Ici il va plus loin et entre de plein pied dans le monde des contes, sans retenue aucune, presque naïvement, en tout cas avec beaucoup de simplicité et d’authenticité. Dans ce film il ne joue plus sur le questionnement et le doute du spectateur, tout est exposé et expliqué. L’élément fantastique est mis en place dès le départ et assumé pleinement : il y a des êtres fabuleux tout autour d’une résidence en plein Philadelphie. Une Narf (une nymphe aquatique) et un Scrunt féroce qui veut en faire son petit-déjeûner, un aigle géant qui sert de transport aérien aux narfs, des êtres mi-singes mi-hommes au nom imprononçable qui veillent au respect des règles entre le bien et le mal, et enfin des humains dotés de pouvoirs qui sont là pour aider la Narf à rentrer chez elle…

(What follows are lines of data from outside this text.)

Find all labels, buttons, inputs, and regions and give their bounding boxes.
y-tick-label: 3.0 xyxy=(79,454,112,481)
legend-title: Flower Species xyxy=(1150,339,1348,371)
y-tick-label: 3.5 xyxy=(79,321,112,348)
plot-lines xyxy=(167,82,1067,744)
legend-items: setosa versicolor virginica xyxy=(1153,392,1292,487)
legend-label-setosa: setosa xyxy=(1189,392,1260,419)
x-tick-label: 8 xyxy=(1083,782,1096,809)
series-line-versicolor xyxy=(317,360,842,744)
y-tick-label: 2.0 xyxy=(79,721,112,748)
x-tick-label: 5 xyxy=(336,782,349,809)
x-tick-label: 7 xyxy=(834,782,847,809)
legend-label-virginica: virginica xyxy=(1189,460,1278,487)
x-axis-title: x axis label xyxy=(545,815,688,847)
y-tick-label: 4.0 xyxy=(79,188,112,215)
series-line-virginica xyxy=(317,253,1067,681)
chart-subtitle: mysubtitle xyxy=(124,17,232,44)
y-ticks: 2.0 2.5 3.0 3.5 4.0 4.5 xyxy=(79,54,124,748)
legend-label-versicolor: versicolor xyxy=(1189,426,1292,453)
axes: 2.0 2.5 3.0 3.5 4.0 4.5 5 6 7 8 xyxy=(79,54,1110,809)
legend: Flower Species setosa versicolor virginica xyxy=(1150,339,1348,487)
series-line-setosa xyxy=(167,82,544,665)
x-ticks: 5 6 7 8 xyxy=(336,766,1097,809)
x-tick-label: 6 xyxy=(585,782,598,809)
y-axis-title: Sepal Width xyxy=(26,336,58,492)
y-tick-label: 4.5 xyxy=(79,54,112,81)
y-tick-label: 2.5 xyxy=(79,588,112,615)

Bref, tout un bestiaire très particulier et totalement en décalage avec le monde moderne. Comme dans n’importe quel conte pour enfants, sauf que Shyamalan nous demande comme postulat de départ d’y croire et de l’accepter comme la réalité. Là où les contes fonctionnent parce qu’ils s’adressent aux enfants, Shyamalan prend le pari risqué de transposer ce schéma aux adultes (car ce sont avant tout eux son public cible). Et je pense sincèrement que ce pari est quasiment ingagnable. De fait, soit on prend cette histoire à la rigolade (j’ai en effet entendu pas mal de rires dans la salle), soit on réussit à libérer la part d’enfant en nous pour accepter l’histoire telle qu’elle est. Soit encore on regarde le film sans déplaisir, mais d’un œil extérieur, observateur, et sans cette « magie » qui fait qu’on est habituellement immergé dans les films de M. Night Shyamalan, l’impact résultant est beaucoup moins grand.
Cela dit, La Jeune Fille de l’Eau n’est pas un mauvais film, loin de là, il possède même beaucoup de qualités, à commencer par une galerie de personnages intéressants interprétés par des comédiens très inspirés (mention spéciale à Paul Giamatti alias Cleveland, au jeu tout en finesse et en sincérité, et à Bryce Dallas Howard qui a vraiment l’air d’être « d’un autre monde » dans le rôle de la Narf) et une direction d’acteurs très pertinente de la part de Shyamalan. Shyamalan qui maîtrise toujours aussi bien ses effets, bien que ce film-ci repose moins là-dessus que les précédents.
Mais malgré tout, La Jeune Fille de l’Eau ne m’a pas totalement convaincu comme l’ont su le faire ses autres longs métrages. Je l’ai regardé sans passion, conscient de ne pas être impliqué dans l’histoire. Un peu comme lorsqu’on écoute un conte pour enfants avec des oreilles d’adultes… c’est bien fait et amusant, mais ça ne touche pas sa cible. Peut-être le film mériterait-il un second visionnage dans quelques temps, pour être vraiment apprécié pour ce qu’il est.
Ce n’est pas une véritable déception en soi, juste l’impression d’avoir vu un joli film en l’analysant plutôt qu’en le vivant. À voir pour se faire sa propre opinion.